Descobri uma grande escritora portuguesa, lastimosamente
olvidada: Graça Pina Morais.
Li A Origem e
pasmei perante a sua mestria na composição da densidade psicológica das
personagens que habitam a Casa. Arquétipos de uma ruralidade ainda viva, todas
tão humanas e propensas à fatalidade, todas tão amáveis apesar das suas
fragilidades. A atmosfera e as personagens recordaram-me um pouco o realismo
mágico de García Márquez. Mas só um pouco, pois ainda que apresentada de uma
forma fantástica, o que prevalece nestas páginas é uma viagem ao centro da alma
humana, naturalmente rica em sombras e declives.

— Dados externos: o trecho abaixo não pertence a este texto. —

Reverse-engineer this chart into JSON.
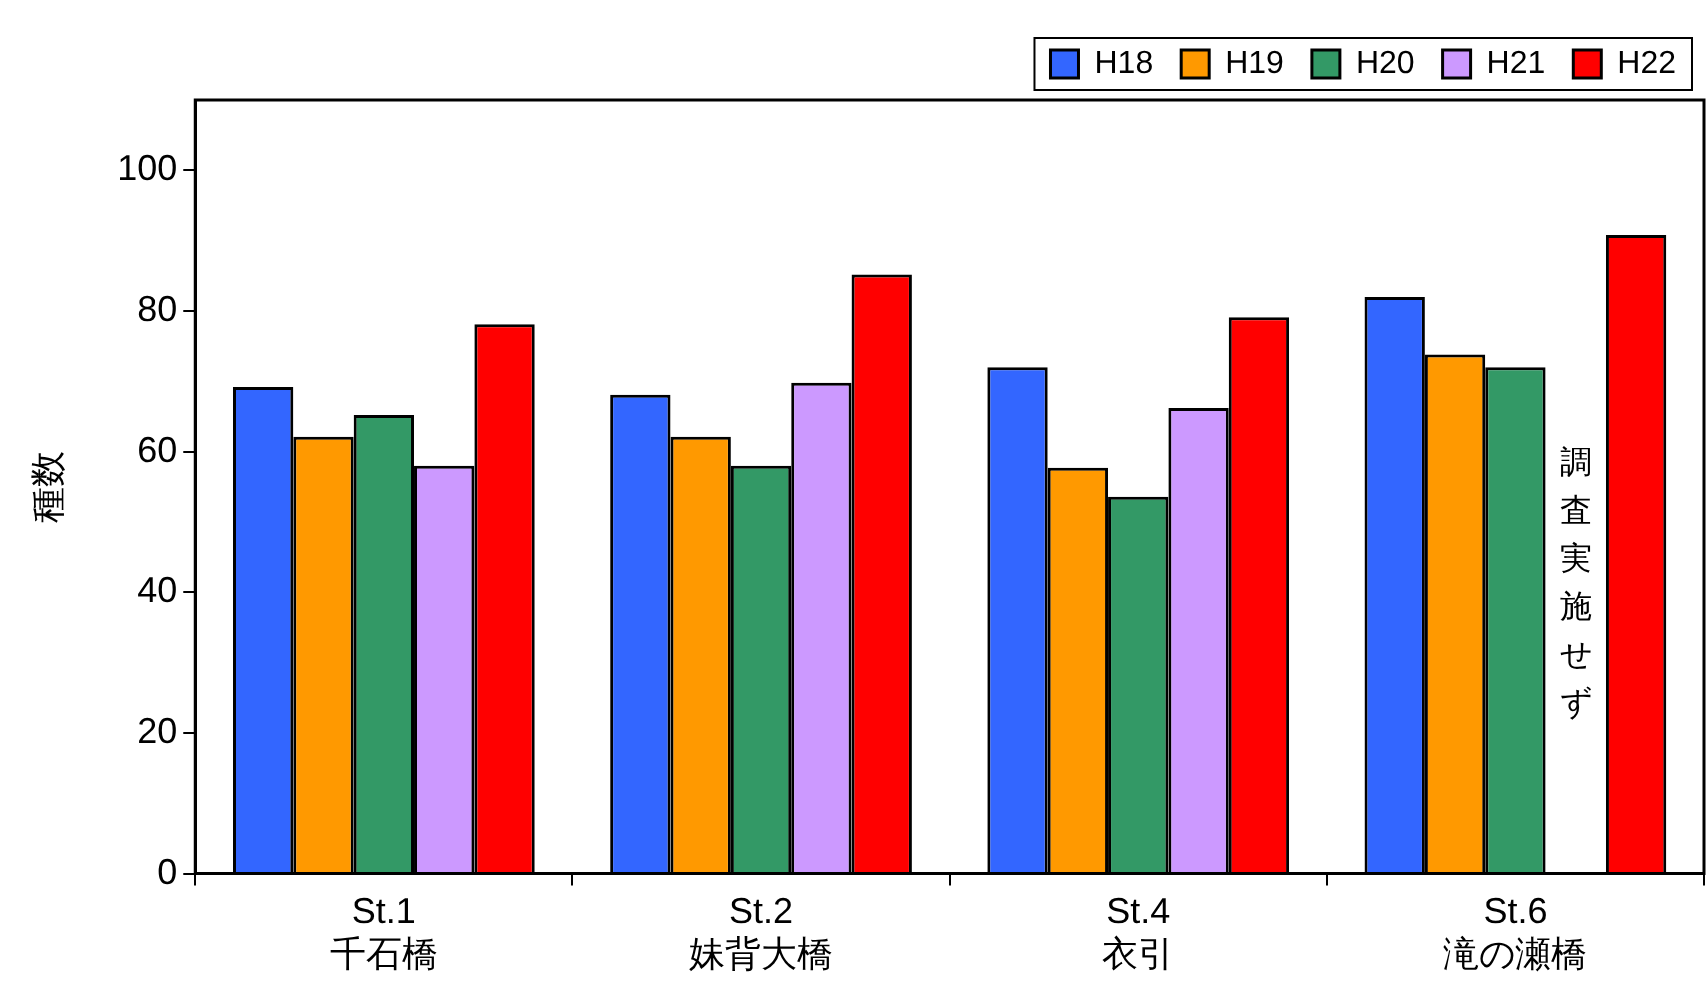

Os comentários narrativos revelam uma inteligência
emocional superior, embora por vezes mais descuidada do estilo, e o modo
clarividente como Graça Pina Morais analisa e desmonta a dualidade do artista,
na figura de João, só pode indicar que esta escritora viveu esplendorosamente
toda a vida do espírito artístico.
Uma
das características da Casa era a sua profusão de divisões inúteis. Tinha, pelo
menos, umas quatro salas de estar, onde, aliás, ninguém estava: aquela era uma
dessas. Compunham o mobiliário uma velha mobília de verga e uma cadeira de
balanço, que constituía o encanto de todas as crianças que haviam crescido na
Casa. Numa das paredes estava pendurado um grande espelho, com uma ingénua
pintura num dos cantos, que representava uma série de patos nadando num lago
azul berrante.
Quando
Catarina entrou, João mirava-se no espelho, facto que lhe acontecia com
frequência sempre que deparava com uma superfície espelhada, não porque se
achasse particularmente bonito, mas porque gostava de se avaliar. Catarina
parou e João lançou-lhe um olhar irritado, por ter sido surpreendido em
intimidade consigo mesmo. Não disse uma palavra. Através da porta encostada,
ouviam-se as vozes das tias de João, que chegavam até eles em surdina, vindas
da sala de jantar.
–
Estavas a ver os patos ou estavas a admirar-te? – perguntou Catinha.
–
Estava a admirar-me, sem admiração, é claro! – respondeu ele, quase colérico.
–
Não te aflijas, rapaz, és bonito.
–
Não sou!
–
És – gritou convicta Catarina, que
continuou, depois, numa voz baixa e misteriosa: – Torna a virar-te para o
espelho, João.
–
Que idiotice; para quê?
–
Vais ver. Mas primeiro juras uma coisa: só te voltas para mim quando eu der
ordem. Juras?
–
Juro – prometeu João, curioso. E virou-se
para a superfície brilhante. Não havia mais nada além dos patos.
De
repente, João abafou um grito de espanto. No espelho surgiu Catarina, despida;
a rapariga segurava com os dois braços afastados as bandas do roupão aberto.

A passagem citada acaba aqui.